Non esistono prove che l’omeopatia funzioni davvero: è solo l’effetto placebo

Negli ultimi anni l’omeopatia è stata spesso al centro di numerosi dibattiti sulla sua reale efficacia, ma anche relativamente alla sua diffusione. La rivista Nature la colloca al nono posto tra le bufale scientifiche, mentre uno studio afferma che i rimedi omeopatici sarebbero utili quanto un placebo.

L’effetto placebo esiste davvero

E’ quanto conferma oggi la  Federazione degli Ordini dei Medici in una scheda informativa in cui si spiega che “diversi studi hanno evidenziato che nessuna patologia ottiene miglioramenti o guarigioni grazie ai rimedi omeopatici. Nella migliore delle ipotesi gli effetti sono simili a quelli ottenuti con sostanze inerti”.

“Sebbene vi siano pubblicazioni di vari studi, allo stato attuale non esistono prove scientifiche né plausibilità biologica che dimostrino la fondatezza delle teorie omeopatiche secondo i canoni classici della ricerca scientifica”, scrive il dottor Salvo Di Grazia, autore del documento.
Si definisce effetto placebo il potere curante di un farmaco in realtà privo di principi attivi specifici per la cura di una determinata malattia, che porta tuttavia al miglioramento delle condizioni del paziente.
Gli esperti sottolineano che “l’effetto placebo è conosciuto da tempo, ha una base neurofisiologica nota e funziona anche su animali e bambini, ma il suo utilizzo in terapia è eticamente discutibile e oggetto di dibattito”.
Eppure ci sono ancora molte persone che si affidano ai farmaci omeopatici per curare la propria salute, soprattutto negli Stati Uniti, dove ora l’agenzia garante della concorrenza ha reso obbligatoria la presenza di un’etichetta per indicare che nessun studio scientifico ha approvato l’efficacia del prodotto.

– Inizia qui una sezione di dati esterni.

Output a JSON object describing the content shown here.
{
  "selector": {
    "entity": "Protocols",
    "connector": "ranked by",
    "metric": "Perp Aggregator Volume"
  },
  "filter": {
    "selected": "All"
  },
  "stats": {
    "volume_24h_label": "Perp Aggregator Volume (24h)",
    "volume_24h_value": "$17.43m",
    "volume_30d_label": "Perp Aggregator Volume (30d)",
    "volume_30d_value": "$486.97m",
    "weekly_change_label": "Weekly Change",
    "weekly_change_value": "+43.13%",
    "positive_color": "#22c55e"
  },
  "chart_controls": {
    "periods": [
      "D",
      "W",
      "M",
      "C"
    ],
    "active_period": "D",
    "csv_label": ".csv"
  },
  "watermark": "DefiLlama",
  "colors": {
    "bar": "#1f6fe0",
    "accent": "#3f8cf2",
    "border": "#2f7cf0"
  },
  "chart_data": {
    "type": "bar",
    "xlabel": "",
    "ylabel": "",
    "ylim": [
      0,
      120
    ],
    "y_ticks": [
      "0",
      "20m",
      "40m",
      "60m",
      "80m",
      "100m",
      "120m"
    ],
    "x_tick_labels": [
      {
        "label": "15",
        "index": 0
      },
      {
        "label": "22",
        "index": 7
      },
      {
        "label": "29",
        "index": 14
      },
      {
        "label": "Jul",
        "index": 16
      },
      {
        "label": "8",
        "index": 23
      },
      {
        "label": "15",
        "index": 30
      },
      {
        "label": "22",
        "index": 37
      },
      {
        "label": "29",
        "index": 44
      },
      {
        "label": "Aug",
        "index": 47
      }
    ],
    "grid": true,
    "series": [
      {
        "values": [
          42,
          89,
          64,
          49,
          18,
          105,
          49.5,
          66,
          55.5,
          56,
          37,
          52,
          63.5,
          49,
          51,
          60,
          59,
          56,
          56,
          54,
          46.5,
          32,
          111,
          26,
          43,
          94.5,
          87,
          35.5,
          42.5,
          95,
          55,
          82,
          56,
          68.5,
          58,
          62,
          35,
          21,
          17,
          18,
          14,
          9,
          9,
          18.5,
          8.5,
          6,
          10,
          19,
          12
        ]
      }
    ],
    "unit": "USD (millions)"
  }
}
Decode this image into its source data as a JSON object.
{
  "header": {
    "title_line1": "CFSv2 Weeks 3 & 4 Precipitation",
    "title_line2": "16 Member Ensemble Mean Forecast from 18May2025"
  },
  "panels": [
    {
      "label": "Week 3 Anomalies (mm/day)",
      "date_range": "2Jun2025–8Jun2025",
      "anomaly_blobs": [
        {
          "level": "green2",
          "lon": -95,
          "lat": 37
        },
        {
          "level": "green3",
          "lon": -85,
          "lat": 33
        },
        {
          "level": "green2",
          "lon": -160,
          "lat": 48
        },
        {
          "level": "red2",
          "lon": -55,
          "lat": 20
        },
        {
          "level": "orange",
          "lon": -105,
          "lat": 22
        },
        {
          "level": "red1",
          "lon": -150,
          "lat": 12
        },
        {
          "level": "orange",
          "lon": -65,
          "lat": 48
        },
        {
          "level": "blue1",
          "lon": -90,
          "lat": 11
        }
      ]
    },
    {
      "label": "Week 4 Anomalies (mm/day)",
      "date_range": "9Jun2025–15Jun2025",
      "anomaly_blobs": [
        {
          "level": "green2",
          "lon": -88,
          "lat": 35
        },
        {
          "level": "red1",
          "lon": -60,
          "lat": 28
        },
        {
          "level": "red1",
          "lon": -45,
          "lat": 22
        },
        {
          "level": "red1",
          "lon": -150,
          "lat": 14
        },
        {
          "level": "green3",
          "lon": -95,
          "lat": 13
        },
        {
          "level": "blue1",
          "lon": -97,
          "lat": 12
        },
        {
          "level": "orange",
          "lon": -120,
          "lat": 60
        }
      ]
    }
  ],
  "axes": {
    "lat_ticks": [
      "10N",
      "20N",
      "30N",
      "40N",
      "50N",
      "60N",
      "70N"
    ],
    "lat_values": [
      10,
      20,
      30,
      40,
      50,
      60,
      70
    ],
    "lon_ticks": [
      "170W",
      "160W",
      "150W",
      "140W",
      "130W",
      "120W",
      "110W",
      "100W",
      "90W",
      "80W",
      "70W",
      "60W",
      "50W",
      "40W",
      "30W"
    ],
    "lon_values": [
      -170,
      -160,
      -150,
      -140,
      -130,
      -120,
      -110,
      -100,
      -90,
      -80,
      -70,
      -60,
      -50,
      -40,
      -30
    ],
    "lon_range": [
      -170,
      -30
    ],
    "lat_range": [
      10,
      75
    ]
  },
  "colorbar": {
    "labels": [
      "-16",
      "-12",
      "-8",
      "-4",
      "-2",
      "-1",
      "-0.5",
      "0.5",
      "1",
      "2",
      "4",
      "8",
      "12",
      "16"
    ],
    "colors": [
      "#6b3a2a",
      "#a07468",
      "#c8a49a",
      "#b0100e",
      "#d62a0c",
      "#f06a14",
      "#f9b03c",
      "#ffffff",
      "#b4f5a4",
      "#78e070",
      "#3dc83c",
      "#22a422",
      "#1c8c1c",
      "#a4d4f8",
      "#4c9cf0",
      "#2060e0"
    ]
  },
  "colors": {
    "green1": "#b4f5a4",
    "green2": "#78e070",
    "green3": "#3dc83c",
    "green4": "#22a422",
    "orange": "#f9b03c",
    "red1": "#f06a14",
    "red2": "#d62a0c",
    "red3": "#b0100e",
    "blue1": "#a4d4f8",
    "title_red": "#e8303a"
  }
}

Perché l’omeopatia è ancora prescritta dai medici

Tuttavia nella scheda si legge che spesso sono proprio i medici a prescrivere i farmaci omeopatici. Qual è il motivo di questa scelta? “In Italia l’omeopatia può essere praticata solo da medici chirurghi abilitati alla professione. Questa norma non intende attribuire una base scientifica a questa pratica, ma solo garantire da una parte il diritto alla libertà di scelta terapeutica da parte del cittadino e dall’altro un uso integrativo e limitato alla cura di disturbi poco gravi e autolimitanti, evitando il rischio di ritardare una diagnosi più seria o che il paziente stesso sia sottratto a cure di provata efficacia”.